Today I had an appointment with the headmaster at the British school to see if there were any options available for me at the school next year. As the school is relatively close by, I gave myself just enough time to make it there and be "right on time." As it usually goes, I waited until the last possible moment to leave. My last-possible moments were spent gathering together my Dutch homework which I planned on taking to the library after my meeting.

I ran out our door and headed downstairs only to do what I've been expecting to do since the day we moved in here. I fell down the stairs. It's practically a spiral staircase, only it's not. Apparently my heel was on the smaller side of the step and I wasn't balanced due to speed, load, and lack of grace. I fell basically all the way to the next landing and was surprised not to find myself with any broken bones. (like a broken finger) I stood there in shock and pain for a minute or two more stunned than anything. I knew I had an imprint of the stair in my behind, as it was definitely tender there. I hobbled downstairs to the bike and road on to the school not wanting misfortune to make me late.

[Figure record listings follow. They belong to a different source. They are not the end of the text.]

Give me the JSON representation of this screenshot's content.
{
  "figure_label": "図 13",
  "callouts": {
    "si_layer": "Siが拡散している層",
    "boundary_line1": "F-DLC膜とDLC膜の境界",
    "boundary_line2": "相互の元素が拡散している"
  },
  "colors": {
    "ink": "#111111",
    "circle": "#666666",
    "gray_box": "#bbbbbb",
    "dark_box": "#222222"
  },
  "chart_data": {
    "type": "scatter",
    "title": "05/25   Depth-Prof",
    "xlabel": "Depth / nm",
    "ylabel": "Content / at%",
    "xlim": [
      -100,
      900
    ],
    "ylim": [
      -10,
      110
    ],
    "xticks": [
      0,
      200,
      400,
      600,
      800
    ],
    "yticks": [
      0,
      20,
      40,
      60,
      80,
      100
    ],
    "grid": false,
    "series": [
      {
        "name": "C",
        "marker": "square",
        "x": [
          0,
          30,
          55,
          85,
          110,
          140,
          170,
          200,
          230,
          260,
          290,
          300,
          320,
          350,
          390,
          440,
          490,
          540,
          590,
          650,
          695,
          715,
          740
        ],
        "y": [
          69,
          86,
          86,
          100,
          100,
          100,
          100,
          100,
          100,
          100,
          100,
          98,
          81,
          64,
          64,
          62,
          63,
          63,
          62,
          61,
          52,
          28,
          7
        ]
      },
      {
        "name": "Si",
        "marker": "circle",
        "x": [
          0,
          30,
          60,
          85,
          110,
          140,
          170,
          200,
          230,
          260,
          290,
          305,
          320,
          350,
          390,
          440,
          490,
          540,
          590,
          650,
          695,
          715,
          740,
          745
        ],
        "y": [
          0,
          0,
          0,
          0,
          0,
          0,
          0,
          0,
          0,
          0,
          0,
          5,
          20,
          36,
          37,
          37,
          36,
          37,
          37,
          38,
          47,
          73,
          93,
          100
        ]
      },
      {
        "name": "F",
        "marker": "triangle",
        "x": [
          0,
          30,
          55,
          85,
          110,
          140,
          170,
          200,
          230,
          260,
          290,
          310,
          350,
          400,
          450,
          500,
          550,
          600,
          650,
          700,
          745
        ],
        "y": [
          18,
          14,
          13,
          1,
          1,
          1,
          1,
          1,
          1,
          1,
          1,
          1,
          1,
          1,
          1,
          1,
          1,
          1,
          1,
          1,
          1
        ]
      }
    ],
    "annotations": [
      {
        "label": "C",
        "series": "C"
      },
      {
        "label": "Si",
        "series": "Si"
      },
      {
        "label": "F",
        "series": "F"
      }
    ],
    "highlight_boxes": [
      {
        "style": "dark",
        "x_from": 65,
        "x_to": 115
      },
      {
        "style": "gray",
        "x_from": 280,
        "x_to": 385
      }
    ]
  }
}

I pulled in across from the school (in the church where we last saw K's Choice) and hurriedly readied my bike lock only to realize I didn't have the keys FOR the bike lock. One can't leave a bike unattended, so I took a scrap piece of duct-tape (it's proving to come in rather handy, isn't it?) from off of my bike (there are pieces to hold the back mudflap on) and made it to where it appeared that my bike was, indeed, locked, and headed inside.

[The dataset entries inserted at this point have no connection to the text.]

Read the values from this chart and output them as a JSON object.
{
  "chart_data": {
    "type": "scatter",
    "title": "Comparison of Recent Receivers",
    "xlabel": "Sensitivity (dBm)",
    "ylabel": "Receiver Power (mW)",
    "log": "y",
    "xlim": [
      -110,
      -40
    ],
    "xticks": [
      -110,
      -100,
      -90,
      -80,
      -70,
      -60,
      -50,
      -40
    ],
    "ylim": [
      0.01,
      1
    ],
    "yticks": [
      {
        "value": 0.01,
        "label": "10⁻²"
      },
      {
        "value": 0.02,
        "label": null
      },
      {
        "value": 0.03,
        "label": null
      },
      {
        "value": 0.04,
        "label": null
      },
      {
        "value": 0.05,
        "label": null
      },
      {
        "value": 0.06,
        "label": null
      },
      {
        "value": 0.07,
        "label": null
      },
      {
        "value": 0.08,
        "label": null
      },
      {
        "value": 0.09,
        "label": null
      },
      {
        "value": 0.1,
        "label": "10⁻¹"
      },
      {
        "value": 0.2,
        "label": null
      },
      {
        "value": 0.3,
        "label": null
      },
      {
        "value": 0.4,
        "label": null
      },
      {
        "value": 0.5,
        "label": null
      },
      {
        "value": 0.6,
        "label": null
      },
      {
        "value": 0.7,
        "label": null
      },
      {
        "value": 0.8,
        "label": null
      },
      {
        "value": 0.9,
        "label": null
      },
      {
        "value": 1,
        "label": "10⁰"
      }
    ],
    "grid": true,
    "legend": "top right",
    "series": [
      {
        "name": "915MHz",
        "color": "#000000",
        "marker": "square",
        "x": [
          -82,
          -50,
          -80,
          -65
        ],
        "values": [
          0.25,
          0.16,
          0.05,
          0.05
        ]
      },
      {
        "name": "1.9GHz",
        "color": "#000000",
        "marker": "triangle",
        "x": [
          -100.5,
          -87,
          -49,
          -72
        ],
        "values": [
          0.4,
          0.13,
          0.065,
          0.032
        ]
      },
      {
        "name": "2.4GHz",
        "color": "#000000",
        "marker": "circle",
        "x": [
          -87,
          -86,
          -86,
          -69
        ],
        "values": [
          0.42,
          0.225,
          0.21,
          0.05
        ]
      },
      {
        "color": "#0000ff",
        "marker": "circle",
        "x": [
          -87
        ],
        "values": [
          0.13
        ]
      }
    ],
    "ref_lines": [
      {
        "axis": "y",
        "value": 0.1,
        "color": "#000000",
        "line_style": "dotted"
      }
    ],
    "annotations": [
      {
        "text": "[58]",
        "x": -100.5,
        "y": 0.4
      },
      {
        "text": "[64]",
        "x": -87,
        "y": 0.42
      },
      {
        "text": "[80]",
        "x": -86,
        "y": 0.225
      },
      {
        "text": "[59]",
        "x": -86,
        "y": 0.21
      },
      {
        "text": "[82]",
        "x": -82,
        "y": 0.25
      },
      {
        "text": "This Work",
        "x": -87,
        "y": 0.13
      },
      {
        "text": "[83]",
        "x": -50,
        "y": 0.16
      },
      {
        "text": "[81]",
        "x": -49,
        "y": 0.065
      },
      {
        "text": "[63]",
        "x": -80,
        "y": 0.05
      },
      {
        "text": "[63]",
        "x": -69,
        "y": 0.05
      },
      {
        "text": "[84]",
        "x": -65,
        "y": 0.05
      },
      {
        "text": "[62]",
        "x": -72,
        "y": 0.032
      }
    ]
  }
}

Nothing much to mention there except for the fact that I'm supposed to call him back again in June to see if anything has opened up.

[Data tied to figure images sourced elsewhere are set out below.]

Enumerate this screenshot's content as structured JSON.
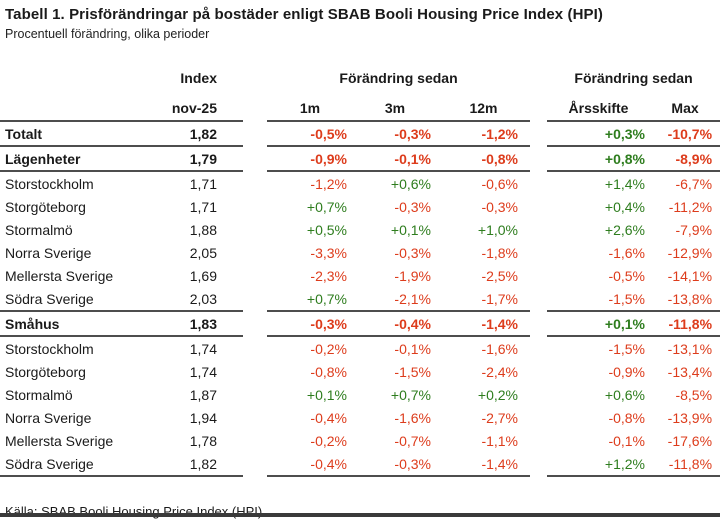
{
  "colors": {
    "positive": "#2e7d1e",
    "negative": "#dd3c1c",
    "rule": "#4d4d4d",
    "text": "#1a1a1a"
  },
  "chart_data": {
    "type": "table",
    "title": "Tabell 1. Prisförändringar på bostäder enligt SBAB Booli Housing Price Index (HPI)",
    "subtitle": "Procentuell förändring, olika perioder",
    "source": "Källa: SBAB Booli Housing Price Index (HPI)",
    "header": {
      "index_label": "Index",
      "index_period": "nov-25",
      "group2_label": "Förändring sedan",
      "group3_label": "Förändring sedan",
      "col_1m": "1m",
      "col_3m": "3m",
      "col_12m": "12m",
      "col_arsskifte": "Årsskifte",
      "col_max": "Max"
    },
    "rows": [
      {
        "label": "Totalt",
        "bold": true,
        "index": "1,82",
        "m1": "-0,5%",
        "m3": "-0,3%",
        "m12": "-1,2%",
        "ytd": "+0,3%",
        "max": "-10,7%"
      },
      {
        "label": "Lägenheter",
        "bold": true,
        "index": "1,79",
        "m1": "-0,9%",
        "m3": "-0,1%",
        "m12": "-0,8%",
        "ytd": "+0,8%",
        "max": "-8,9%"
      },
      {
        "label": "Storstockholm",
        "bold": false,
        "index": "1,71",
        "m1": "-1,2%",
        "m3": "+0,6%",
        "m12": "-0,6%",
        "ytd": "+1,4%",
        "max": "-6,7%"
      },
      {
        "label": "Storgöteborg",
        "bold": false,
        "index": "1,71",
        "m1": "+0,7%",
        "m3": "-0,3%",
        "m12": "-0,3%",
        "ytd": "+0,4%",
        "max": "-11,2%"
      },
      {
        "label": "Stormalmö",
        "bold": false,
        "index": "1,88",
        "m1": "+0,5%",
        "m3": "+0,1%",
        "m12": "+1,0%",
        "ytd": "+2,6%",
        "max": "-7,9%"
      },
      {
        "label": "Norra Sverige",
        "bold": false,
        "index": "2,05",
        "m1": "-3,3%",
        "m3": "-0,3%",
        "m12": "-1,8%",
        "ytd": "-1,6%",
        "max": "-12,9%"
      },
      {
        "label": "Mellersta Sverige",
        "bold": false,
        "index": "1,69",
        "m1": "-2,3%",
        "m3": "-1,9%",
        "m12": "-2,5%",
        "ytd": "-0,5%",
        "max": "-14,1%"
      },
      {
        "label": "Södra Sverige",
        "bold": false,
        "index": "2,03",
        "m1": "+0,7%",
        "m3": "-2,1%",
        "m12": "-1,7%",
        "ytd": "-1,5%",
        "max": "-13,8%"
      },
      {
        "label": "Småhus",
        "bold": true,
        "index": "1,83",
        "m1": "-0,3%",
        "m3": "-0,4%",
        "m12": "-1,4%",
        "ytd": "+0,1%",
        "max": "-11,8%"
      },
      {
        "label": "Storstockholm",
        "bold": false,
        "index": "1,74",
        "m1": "-0,2%",
        "m3": "-0,1%",
        "m12": "-1,6%",
        "ytd": "-1,5%",
        "max": "-13,1%"
      },
      {
        "label": "Storgöteborg",
        "bold": false,
        "index": "1,74",
        "m1": "-0,8%",
        "m3": "-1,5%",
        "m12": "-2,4%",
        "ytd": "-0,9%",
        "max": "-13,4%"
      },
      {
        "label": "Stormalmö",
        "bold": false,
        "index": "1,87",
        "m1": "+0,1%",
        "m3": "+0,7%",
        "m12": "+0,2%",
        "ytd": "+0,6%",
        "max": "-8,5%"
      },
      {
        "label": "Norra Sverige",
        "bold": false,
        "index": "1,94",
        "m1": "-0,4%",
        "m3": "-1,6%",
        "m12": "-2,7%",
        "ytd": "-0,8%",
        "max": "-13,9%"
      },
      {
        "label": "Mellersta Sverige",
        "bold": false,
        "index": "1,78",
        "m1": "-0,2%",
        "m3": "-0,7%",
        "m12": "-1,1%",
        "ytd": "-0,1%",
        "max": "-17,6%"
      },
      {
        "label": "Södra Sverige",
        "bold": false,
        "index": "1,82",
        "m1": "-0,4%",
        "m3": "-0,3%",
        "m12": "-1,4%",
        "ytd": "+1,2%",
        "max": "-11,8%"
      }
    ]
  }
}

My duct-tape concept worked during my short visit with the headmaster, but I decided not to press my luck by taking the key-less-lock to the central library. Instead I came home, promptly did the remaining portions of my Dutch homework, and applied to at least half a dozen jobs. That's what I do in my spare time, I apply to jobs here in Belgium. Everything from help-desk in English, English tech-support for programs, design positions, internships in user-interface, contract-work web design...you name it. Out of the nearly 50 or more I've emailed out, only 2 have replied with positive comments. (actually, more have replied with positive comments all of which were, "really like you work, it's one of the better ones that we've seen. We're sorry, you're overqualified or the position has been filled." Damn.

I headed to Dutch class tonight and settled in with one of the altijd-arabish (always arabic) speaking girls. Lut, our teacher, is making a whole-hearted attempt to separate the two of them. Not to be evil (as it first seemed to the two of them) but to be helpful. She actually asked the girl at the end of the class if it had been good for her to work with me, as at the beginning of class she was sort of pissed about it. "Ja, het was goed voor mijn nederlands." She said, and besides, we had actually had a great time.

I was starving by the time I got home and begged Eva for a quick-food-fix. Fritjes. Sure enough the same sounded good to her as well, so we headed up the street and returned without assortment. Eva actually opted to get a new item, some sort of fish-on-a-stick, and now it seems maybe she'll want to get fries a little more often now that she's found a new like at the frituur. We actually also saved a bit of money there by not getting our mayonnaise and instead using some out of the new bottle we have back home. I suppose we picked this up from Jessica while she was here, though we still haven't mastered the trade of saving our sugar cubes or napkins. (well we do save the napkins from Quick. Now that we've got a car, a car isn't complete if you don't save the napkins in the glove compartment?!)

IN THE NEWS:
Authorities said that rescue workers have recovered 132 bodies after two ferry boats capsized during tropical storms on different Bangladeshi rivers, and hundreds of people were missing.

ALSO IN THE NEWS:
Swaying and chanting, some bleeding from self-inflicted wounds of ritual mourning, an estimated 1 million Shiite Muslims marched to this city's holy shrine today, celebrating their freedom from years of repression by Saddam Hussein's regime.